U.S. experts call for impartial education about country's history
NEW YORK, Sept. 4 (Xinhua) -- The failure of U.S. public education to provide a complete account of the country's history limits democracy, two scholars warned in an op-ed posted last week in The New York Times.
"Public education requires lessons about history," but many states have proposed laws to limit teaching about the full picture of U.S. history, said Heather McGhee, author of "The Sum of Us: What Racism Costs Everyone and How We Can Prosper Together," and Victor Ray, author of "On Critical Race Theory: Why It Matters &Why You Should Care."

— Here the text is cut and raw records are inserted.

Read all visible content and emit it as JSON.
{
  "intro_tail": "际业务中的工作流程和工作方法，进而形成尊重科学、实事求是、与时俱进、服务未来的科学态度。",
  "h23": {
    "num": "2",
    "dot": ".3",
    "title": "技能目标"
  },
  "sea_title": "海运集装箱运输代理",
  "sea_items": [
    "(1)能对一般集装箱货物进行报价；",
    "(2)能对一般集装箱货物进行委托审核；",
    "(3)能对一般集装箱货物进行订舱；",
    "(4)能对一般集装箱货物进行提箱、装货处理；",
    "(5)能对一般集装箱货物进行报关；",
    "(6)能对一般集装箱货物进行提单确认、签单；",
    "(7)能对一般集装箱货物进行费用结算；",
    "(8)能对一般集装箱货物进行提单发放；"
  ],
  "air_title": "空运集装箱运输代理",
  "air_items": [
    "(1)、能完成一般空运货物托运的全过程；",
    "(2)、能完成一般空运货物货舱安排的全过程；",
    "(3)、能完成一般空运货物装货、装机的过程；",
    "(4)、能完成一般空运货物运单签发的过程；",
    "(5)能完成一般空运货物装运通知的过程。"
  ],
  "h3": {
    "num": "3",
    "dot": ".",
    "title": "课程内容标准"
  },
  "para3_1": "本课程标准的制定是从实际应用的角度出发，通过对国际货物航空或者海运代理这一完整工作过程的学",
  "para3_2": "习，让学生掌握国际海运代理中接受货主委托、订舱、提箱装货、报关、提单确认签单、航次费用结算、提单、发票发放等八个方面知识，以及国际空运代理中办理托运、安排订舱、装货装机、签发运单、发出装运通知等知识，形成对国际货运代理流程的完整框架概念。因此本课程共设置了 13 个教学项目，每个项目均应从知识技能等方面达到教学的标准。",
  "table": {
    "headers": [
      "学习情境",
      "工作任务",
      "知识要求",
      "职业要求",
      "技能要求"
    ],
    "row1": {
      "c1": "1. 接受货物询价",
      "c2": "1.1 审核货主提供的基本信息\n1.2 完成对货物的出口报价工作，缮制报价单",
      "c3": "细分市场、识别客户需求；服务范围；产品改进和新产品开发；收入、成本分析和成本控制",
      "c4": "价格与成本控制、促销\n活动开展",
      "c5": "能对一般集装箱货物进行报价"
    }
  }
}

According to the nonprofit organization PEN America, legislatures in 36 U.S. states have proposed 137 bills limiting teaching about race, gender and American history. Nineteen censorship bills have become law in the past two years.

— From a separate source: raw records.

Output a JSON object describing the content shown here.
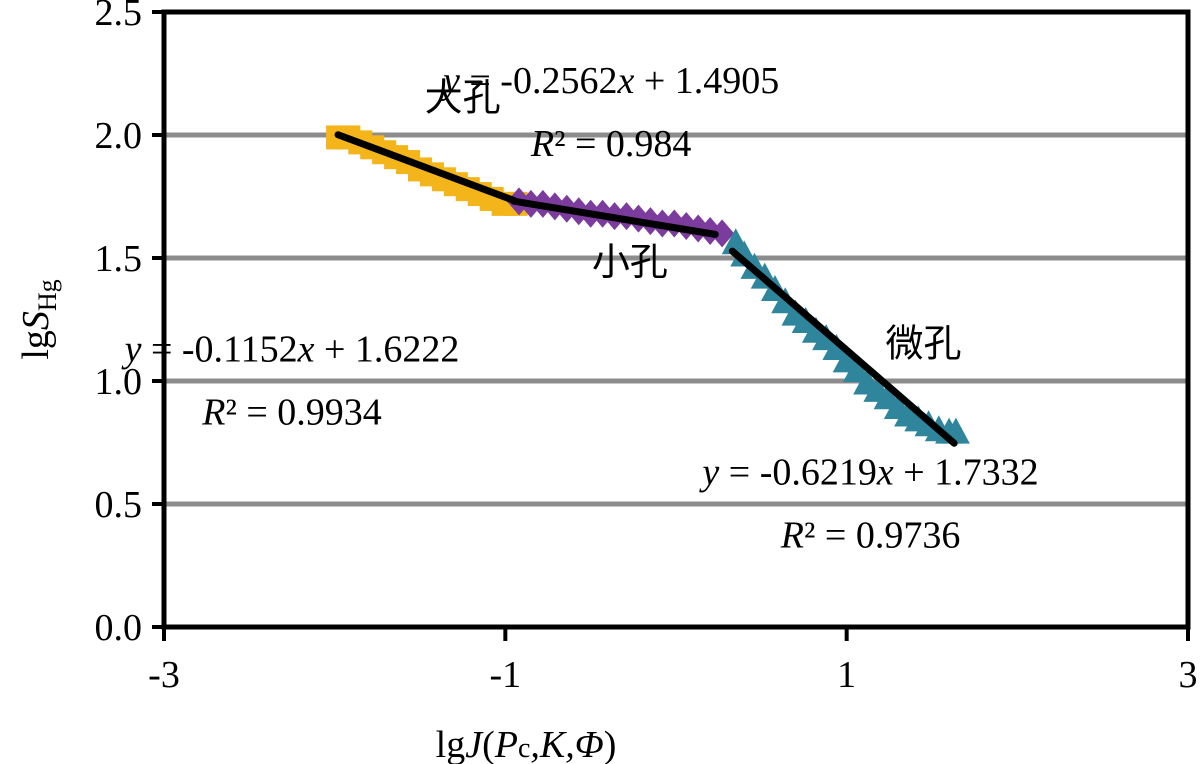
{
  "chart_data": {
    "type": "scatter",
    "xlabel": {
      "prefix": "lg",
      "j": "J",
      "open": "(",
      "pc": "P",
      "pc_sub": "c",
      "k": ",K,",
      "phi": "Φ",
      "close": ")"
    },
    "ylabel": {
      "prefix": "lg",
      "s": "S",
      "sub": "Hg"
    },
    "xlim": [
      -3,
      3
    ],
    "ylim": [
      0,
      2.5
    ],
    "x_ticks": [
      "-3",
      "-1",
      "1",
      "3"
    ],
    "x_tick_values": [
      -3,
      -1,
      1,
      3
    ],
    "y_ticks": [
      "0.0",
      "0.5",
      "1.0",
      "1.5",
      "2.0",
      "2.5"
    ],
    "y_tick_values": [
      0,
      0.5,
      1.0,
      1.5,
      2.0,
      2.5
    ],
    "grid": "horizontal",
    "series": [
      {
        "zone": "大孔",
        "marker": "square",
        "color": "#F3B51A",
        "x": [
          -1.98,
          -1.92,
          -1.85,
          -1.78,
          -1.71,
          -1.64,
          -1.57,
          -1.5,
          -1.43,
          -1.36,
          -1.29,
          -1.22,
          -1.15,
          -1.08,
          -1.01,
          -0.94
        ],
        "y": [
          1.99,
          1.99,
          1.97,
          1.95,
          1.93,
          1.91,
          1.89,
          1.86,
          1.84,
          1.82,
          1.8,
          1.78,
          1.76,
          1.74,
          1.72,
          1.72
        ],
        "fit": {
          "x": [
            -1.98,
            -0.95
          ],
          "y": [
            2.001,
            1.734
          ]
        }
      },
      {
        "zone": "小孔",
        "marker": "diamond",
        "color": "#7B3C9E",
        "x": [
          -0.92,
          -0.85,
          -0.78,
          -0.71,
          -0.64,
          -0.57,
          -0.5,
          -0.43,
          -0.36,
          -0.29,
          -0.22,
          -0.15,
          -0.08,
          -0.01,
          0.06,
          0.13,
          0.2,
          0.27
        ],
        "y": [
          1.73,
          1.72,
          1.72,
          1.71,
          1.7,
          1.69,
          1.68,
          1.68,
          1.67,
          1.67,
          1.66,
          1.65,
          1.64,
          1.64,
          1.63,
          1.62,
          1.61,
          1.6
        ],
        "fit": {
          "x": [
            -0.95,
            0.23
          ],
          "y": [
            1.731,
            1.596
          ]
        }
      },
      {
        "zone": "微孔",
        "marker": "triangle",
        "color": "#2F869C",
        "x": [
          0.35,
          0.4,
          0.46,
          0.52,
          0.58,
          0.64,
          0.7,
          0.76,
          0.82,
          0.88,
          0.94,
          1.0,
          1.06,
          1.12,
          1.18,
          1.24,
          1.3,
          1.36,
          1.42,
          1.48,
          1.54,
          1.6,
          1.64
        ],
        "y": [
          1.56,
          1.51,
          1.46,
          1.42,
          1.37,
          1.32,
          1.27,
          1.24,
          1.2,
          1.17,
          1.13,
          1.08,
          1.04,
          0.99,
          0.96,
          0.93,
          0.89,
          0.86,
          0.84,
          0.82,
          0.8,
          0.79,
          0.79
        ],
        "fit": {
          "x": [
            0.33,
            1.63
          ],
          "y": [
            1.528,
            0.747
          ]
        }
      }
    ],
    "annotations": [
      {
        "id": "eq-small",
        "y_var": "y",
        "eq": " = -0.1152",
        "x_var": "x",
        "rest": " + 1.6222",
        "r2": "R² = 0.9934",
        "at_data": [
          -2.25,
          1.08
        ]
      },
      {
        "id": "eq-macro",
        "y_var": "y",
        "eq": " = -0.2562",
        "x_var": "x",
        "rest": " + 1.4905",
        "r2": "R² = 0.984",
        "at_data": [
          -0.38,
          2.17
        ]
      },
      {
        "id": "eq-micro",
        "y_var": "y",
        "eq": " = -0.6219",
        "x_var": "x",
        "rest": " + 1.7332",
        "r2": "R² = 0.9736",
        "at_data": [
          1.14,
          0.58
        ]
      }
    ],
    "zone_labels": [
      {
        "text": "大孔",
        "at_data": [
          -1.25,
          2.1
        ]
      },
      {
        "text": "小孔",
        "at_data": [
          -0.27,
          1.43
        ]
      },
      {
        "text": "微孔",
        "at_data": [
          1.45,
          1.1
        ]
      }
    ]
  }
}
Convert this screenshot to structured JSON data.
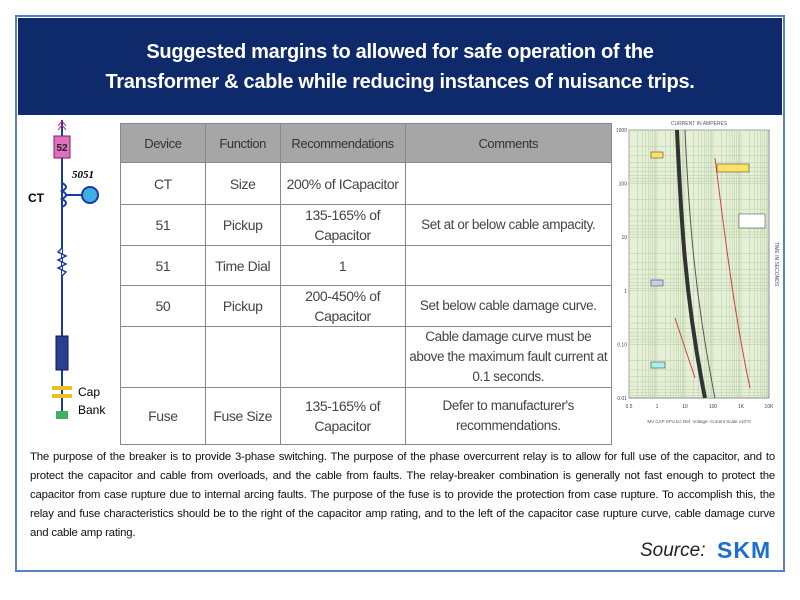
{
  "header": {
    "title_lines": [
      "Suggested margins to allowed for safe operation of the",
      "Transformer & cable while reducing instances of nuisance trips."
    ]
  },
  "diagram": {
    "breaker": "52",
    "relay": "5051",
    "ct": "CT",
    "cap": "Cap",
    "bank": "Bank"
  },
  "table": {
    "columns": [
      "Device",
      "Function",
      "Recommendations",
      "Comments"
    ],
    "rows": [
      [
        "CT",
        "Size",
        "200% of ICapacitor",
        ""
      ],
      [
        "51",
        "Pickup",
        "135-165% of Capacitor",
        "Set at or below cable ampacity."
      ],
      [
        "51",
        "Time Dial",
        "1",
        ""
      ],
      [
        "50",
        "Pickup",
        "200-450% of Capacitor",
        "Set below cable damage curve."
      ],
      [
        "",
        "",
        "",
        "Cable damage curve must be above the maximum fault current at 0.1 seconds."
      ],
      [
        "Fuse",
        "Fuse Size",
        "135-165% of Capacitor",
        "Defer to manufacturer's recommendations."
      ]
    ]
  },
  "tcc": {
    "x_label": "CURRENT IN AMPERES",
    "y_label": "TIME IN SECONDS",
    "xticks": [
      "0.5",
      "1",
      "10",
      "100",
      "1K",
      "10K"
    ],
    "yticks": [
      "1000",
      "100",
      "10",
      "1",
      "0.10",
      "0.01"
    ],
    "footer": "MV CAP SFU.tcc  Ref. Voltage:  Current Scale x10^0"
  },
  "body": "The purpose of the breaker is to provide 3-phase switching. The purpose of the phase overcurrent relay is to allow for full use of the capacitor, and to protect the capacitor and cable from overloads, and the cable from faults. The relay-breaker combination is generally not fast enough to protect the capacitor from case rupture due to internal arcing faults. The purpose of the fuse is to provide the protection from case rupture. To accomplish this, the relay and fuse characteristics should be to the right of the capacitor amp rating, and to the left of the capacitor case rupture curve, cable damage curve and cable amp rating.",
  "source": {
    "label": "Source:",
    "logo": "SKM"
  }
}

"When partisan politicians ban the teaching of our country's full history, children are purposely made ignorant of how American society works," the two authors warned.
They advocated for an education that shouldn't "shy away from America's ugly truths and contradictions."
Referring to contemporary attacks on teaching true history, McGhee and Ray said they are authoritarian attempts to impose a sanitized curriculum, urging that "schools shouldn't cheat kids by denying them the tools to navigate the world as it exists - and to create a better one for all of us."
"If an educated citizenry makes democracy possible, attacking schools becomes a proxy war to limit democracy," the scholars said, calling for U.S. parents and grandparents to fight back.